TAIPEI (Taiwan News) — Three vice presidential hopefuls received their only chance so far to present their views live on television on Friday (Dec. 20), sparring over China, the economy, and nuclear energy.
Ex-Premier William Lai (賴清德), the running mate of President Tsai Ing-wen (蔡英文) of the Democratic Progressive Party (DPP), ex-Premier Simon Chang (張善政), who is running on the Kuomintang (KMT) ticket with Kaohsiung City Mayor Han Kuo-yu (韓國瑜), and former advertising executive Sandra Yu (余湘), the running mate of People First Party (PFP) Chairman James Soong (宋楚瑜), were each given three segments of 10 minutes to present their policies or attack their rivals'.

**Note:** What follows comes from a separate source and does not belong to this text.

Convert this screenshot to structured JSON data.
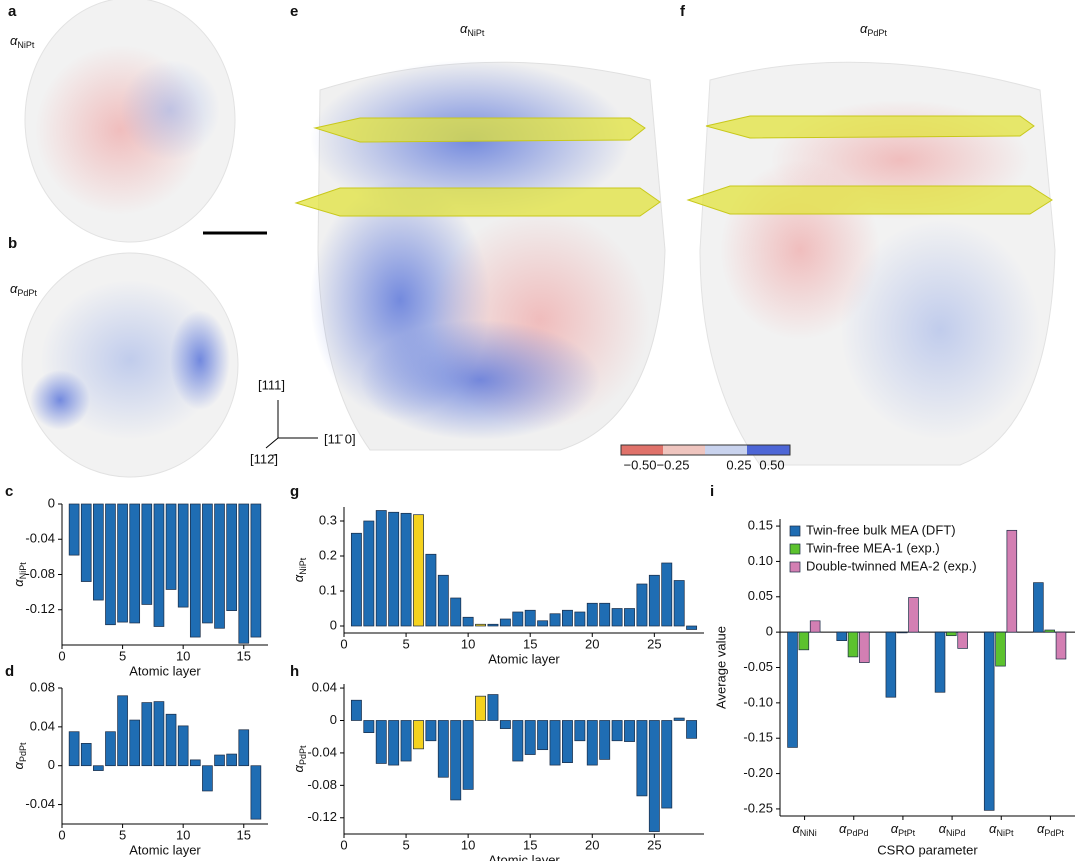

After drawing lots, Chang was the first one to speak. He presented a package of 10 economic policies for a digital society along with a proposed digital innovation committee to be operated directly under the Cabinet.
In his first round, Lai insisted that the future of Taiwan was up to the island’s people to determine. He said that DPP stood for “democracy, peace, and prosperity” and warned against China, which he described as the “Asia Pacific troublemaker.”

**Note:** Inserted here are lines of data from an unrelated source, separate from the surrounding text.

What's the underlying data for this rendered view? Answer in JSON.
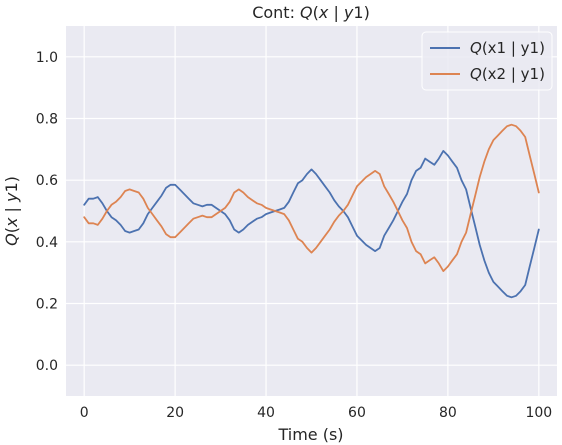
{
  "chart_data": {
    "type": "line",
    "title": "Cont: Q(x | y1)",
    "xlabel": "Time (s)",
    "ylabel": "Q(x | y1)",
    "xlim": [
      -4,
      104
    ],
    "ylim": [
      -0.1,
      1.1
    ],
    "xticks": [
      0,
      20,
      40,
      60,
      80,
      100
    ],
    "yticks": [
      0.0,
      0.2,
      0.4,
      0.6,
      0.8,
      1.0
    ],
    "grid": true,
    "background": "#eaeaf2",
    "legend_position": "top-right",
    "series": [
      {
        "name": "Q(x1 | y1)",
        "color": "#4c72b0",
        "x": [
          0,
          1,
          2,
          3,
          4,
          5,
          6,
          7,
          8,
          9,
          10,
          11,
          12,
          13,
          14,
          15,
          16,
          17,
          18,
          19,
          20,
          21,
          22,
          23,
          24,
          25,
          26,
          27,
          28,
          29,
          30,
          31,
          32,
          33,
          34,
          35,
          36,
          37,
          38,
          39,
          40,
          41,
          42,
          43,
          44,
          45,
          46,
          47,
          48,
          49,
          50,
          51,
          52,
          53,
          54,
          55,
          56,
          57,
          58,
          59,
          60,
          61,
          62,
          63,
          64,
          65,
          66,
          67,
          68,
          69,
          70,
          71,
          72,
          73,
          74,
          75,
          76,
          77,
          78,
          79,
          80,
          81,
          82,
          83,
          84,
          85,
          86,
          87,
          88,
          89,
          90,
          91,
          92,
          93,
          94,
          95,
          96,
          97,
          98,
          99,
          100
        ],
        "y": [
          0.52,
          0.54,
          0.54,
          0.545,
          0.525,
          0.5,
          0.48,
          0.47,
          0.455,
          0.435,
          0.43,
          0.435,
          0.44,
          0.46,
          0.49,
          0.51,
          0.53,
          0.55,
          0.575,
          0.585,
          0.585,
          0.57,
          0.555,
          0.54,
          0.525,
          0.52,
          0.515,
          0.52,
          0.52,
          0.51,
          0.5,
          0.49,
          0.47,
          0.44,
          0.43,
          0.44,
          0.455,
          0.465,
          0.475,
          0.48,
          0.49,
          0.495,
          0.5,
          0.505,
          0.51,
          0.53,
          0.56,
          0.59,
          0.6,
          0.62,
          0.635,
          0.62,
          0.6,
          0.58,
          0.56,
          0.535,
          0.515,
          0.5,
          0.48,
          0.45,
          0.42,
          0.405,
          0.39,
          0.38,
          0.37,
          0.38,
          0.42,
          0.445,
          0.47,
          0.5,
          0.53,
          0.555,
          0.6,
          0.63,
          0.64,
          0.67,
          0.66,
          0.65,
          0.67,
          0.695,
          0.68,
          0.66,
          0.64,
          0.6,
          0.57,
          0.51,
          0.45,
          0.39,
          0.34,
          0.3,
          0.27,
          0.255,
          0.24,
          0.225,
          0.22,
          0.225,
          0.24,
          0.26,
          0.32,
          0.38,
          0.44
        ]
      },
      {
        "name": "Q(x2 | y1)",
        "color": "#dd8452",
        "x": [
          0,
          1,
          2,
          3,
          4,
          5,
          6,
          7,
          8,
          9,
          10,
          11,
          12,
          13,
          14,
          15,
          16,
          17,
          18,
          19,
          20,
          21,
          22,
          23,
          24,
          25,
          26,
          27,
          28,
          29,
          30,
          31,
          32,
          33,
          34,
          35,
          36,
          37,
          38,
          39,
          40,
          41,
          42,
          43,
          44,
          45,
          46,
          47,
          48,
          49,
          50,
          51,
          52,
          53,
          54,
          55,
          56,
          57,
          58,
          59,
          60,
          61,
          62,
          63,
          64,
          65,
          66,
          67,
          68,
          69,
          70,
          71,
          72,
          73,
          74,
          75,
          76,
          77,
          78,
          79,
          80,
          81,
          82,
          83,
          84,
          85,
          86,
          87,
          88,
          89,
          90,
          91,
          92,
          93,
          94,
          95,
          96,
          97,
          98,
          99,
          100
        ],
        "y": [
          0.48,
          0.46,
          0.46,
          0.455,
          0.475,
          0.5,
          0.52,
          0.53,
          0.545,
          0.565,
          0.57,
          0.565,
          0.56,
          0.54,
          0.51,
          0.49,
          0.47,
          0.45,
          0.425,
          0.415,
          0.415,
          0.43,
          0.445,
          0.46,
          0.475,
          0.48,
          0.485,
          0.48,
          0.48,
          0.49,
          0.5,
          0.51,
          0.53,
          0.56,
          0.57,
          0.56,
          0.545,
          0.535,
          0.525,
          0.52,
          0.51,
          0.505,
          0.5,
          0.495,
          0.49,
          0.47,
          0.44,
          0.41,
          0.4,
          0.38,
          0.365,
          0.38,
          0.4,
          0.42,
          0.44,
          0.465,
          0.485,
          0.5,
          0.52,
          0.55,
          0.58,
          0.595,
          0.61,
          0.62,
          0.63,
          0.62,
          0.58,
          0.555,
          0.53,
          0.5,
          0.47,
          0.445,
          0.4,
          0.37,
          0.36,
          0.33,
          0.34,
          0.35,
          0.33,
          0.305,
          0.32,
          0.34,
          0.36,
          0.4,
          0.43,
          0.49,
          0.55,
          0.61,
          0.66,
          0.7,
          0.73,
          0.745,
          0.76,
          0.775,
          0.78,
          0.775,
          0.76,
          0.74,
          0.68,
          0.62,
          0.56
        ]
      }
    ],
    "legend": [
      {
        "label_prefix": "Q",
        "label_main": "(x1 | y1)",
        "color": "#4c72b0"
      },
      {
        "label_prefix": "Q",
        "label_main": "(x2 | y1)",
        "color": "#dd8452"
      }
    ]
  }
}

Chang and Lai later also expressed diverging views on nuclear energy, with the latter supporting the government’s plan to turn Taiwan into a nuclear-free homeland by 2025 at the latest.

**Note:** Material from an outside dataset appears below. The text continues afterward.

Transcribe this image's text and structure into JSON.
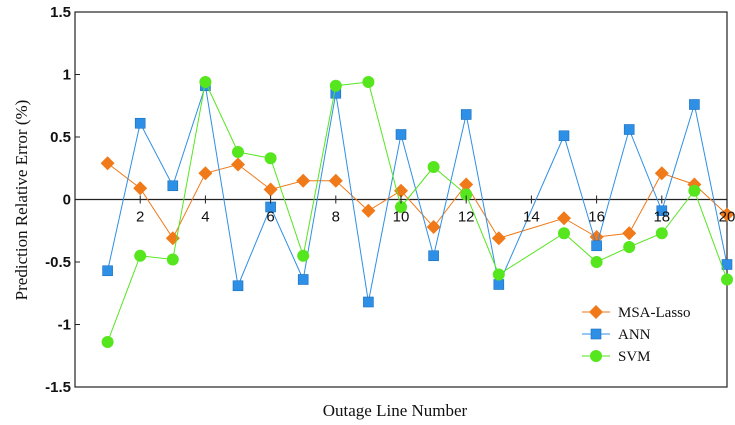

Yu, the only non-politician in the race, emphasized her own credentials as the manager of a listed company. She called on the government to suspend the review of an anti-infiltration bill designed to stop Chinese interference.
The three presidential candidates held their first TV presentations on Dec. 18. Two other rounds are scheduled for Dec. 25 and 27, but only one real debate featuring interaction between contenders and questioning by journalists is being organized, slated for Sunday, Dec. 29.